Parfois, les maladies du système endocrinien conduisent à cette maladie. Par exemple, diminution de la fonction thyroïdienne. Mais la boulimie mentale la plus courante survient dans le diabète de type 1 et de type 2. Les patients sont constamment préoccupés par l'alimentation et ne peuvent s'empêcher de trop manger, et pour éviter une prise de poids, ils sautent souvent les injections d'insuline. Cela augmente les taux de sucre dans le sang et l'urine et augmente la fréquence urinaire, ce qui affecte indirectement la perte de poids. Dans le même temps, la boulimie mentale augmente le risque de développer un diabète sucré 2,4 fois.

L'habitude de trop manger est souvent associée à une mauvaise parentalité:

  • Utiliser de la nourriture pour récompenser ou punir.
  • Allongé sur le bébé avec une légère anxiété.
  • Manque de communication émotionnelle avec l'enfant, de sorte que le nourrisson «s'accroche» plus longtemps au sein et reçoit du plaisir oral.
  • Le culte de la nourriture dans la famille.
  • L'obligation des parents de supprimer les émotions, à propos desquelles l'enfant recourt à la nourriture comme défense psychologique.

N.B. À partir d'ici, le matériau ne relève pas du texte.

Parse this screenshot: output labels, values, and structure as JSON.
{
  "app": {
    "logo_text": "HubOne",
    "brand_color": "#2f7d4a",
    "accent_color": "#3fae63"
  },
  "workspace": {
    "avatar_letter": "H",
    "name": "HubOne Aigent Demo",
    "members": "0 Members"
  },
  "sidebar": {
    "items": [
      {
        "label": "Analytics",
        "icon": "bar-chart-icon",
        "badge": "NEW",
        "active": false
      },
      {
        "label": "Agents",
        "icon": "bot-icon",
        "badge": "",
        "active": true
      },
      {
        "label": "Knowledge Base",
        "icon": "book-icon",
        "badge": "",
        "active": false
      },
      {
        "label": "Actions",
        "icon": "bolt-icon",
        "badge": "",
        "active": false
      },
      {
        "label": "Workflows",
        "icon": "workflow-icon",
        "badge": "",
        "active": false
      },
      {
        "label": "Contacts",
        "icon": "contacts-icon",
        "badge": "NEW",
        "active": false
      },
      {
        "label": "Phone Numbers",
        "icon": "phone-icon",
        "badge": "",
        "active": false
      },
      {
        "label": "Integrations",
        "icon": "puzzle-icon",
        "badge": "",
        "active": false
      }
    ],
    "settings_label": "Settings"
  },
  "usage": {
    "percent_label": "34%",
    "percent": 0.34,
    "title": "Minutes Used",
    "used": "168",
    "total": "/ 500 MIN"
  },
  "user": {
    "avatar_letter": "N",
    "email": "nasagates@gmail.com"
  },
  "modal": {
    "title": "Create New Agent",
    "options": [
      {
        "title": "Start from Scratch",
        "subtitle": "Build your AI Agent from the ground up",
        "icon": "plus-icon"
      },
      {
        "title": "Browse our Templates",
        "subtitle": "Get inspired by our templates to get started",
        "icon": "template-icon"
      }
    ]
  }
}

Boulimie: symptômes et traitement

Comme mentionné ci-dessus, les symptômes de la boulimie mentale comprennent:

  • Une préoccupation constante pour la nourriture.
  • Faim intense et appétit vorace résultant de la restriction de la nourriture et du maintien d'un régime strict.
  • Suralimentation et perte de contrôle sur la prise alimentaire. Les patients ont souvent un besoin irrésistible d'aliments riches en calories. Habituellement, la suralimentation se produit plusieurs fois par semaine et, dans les cas graves, tous les jours.
  • Les signes typiques sont des douleurs de gourmandise et de dépression après des épisodes boulimiques. Par conséquent, le patient a recours à l'induction artificielle de vomissements, à l'abus de laxatifs et de diurétiques, à l'effort physique torturant. Ce comportement est une action de compensation de frénésie. Dans le même temps, le sentiment de culpabilité revient et le dégoût de soi poursuit constamment le patient..
  • Peur douloureuse de l'obésité.
  • Fluctuations de poids.
  • Ne pas percevoir la gravité du problème.
  • Changements émotionnels et mentaux (principalement état dépressif).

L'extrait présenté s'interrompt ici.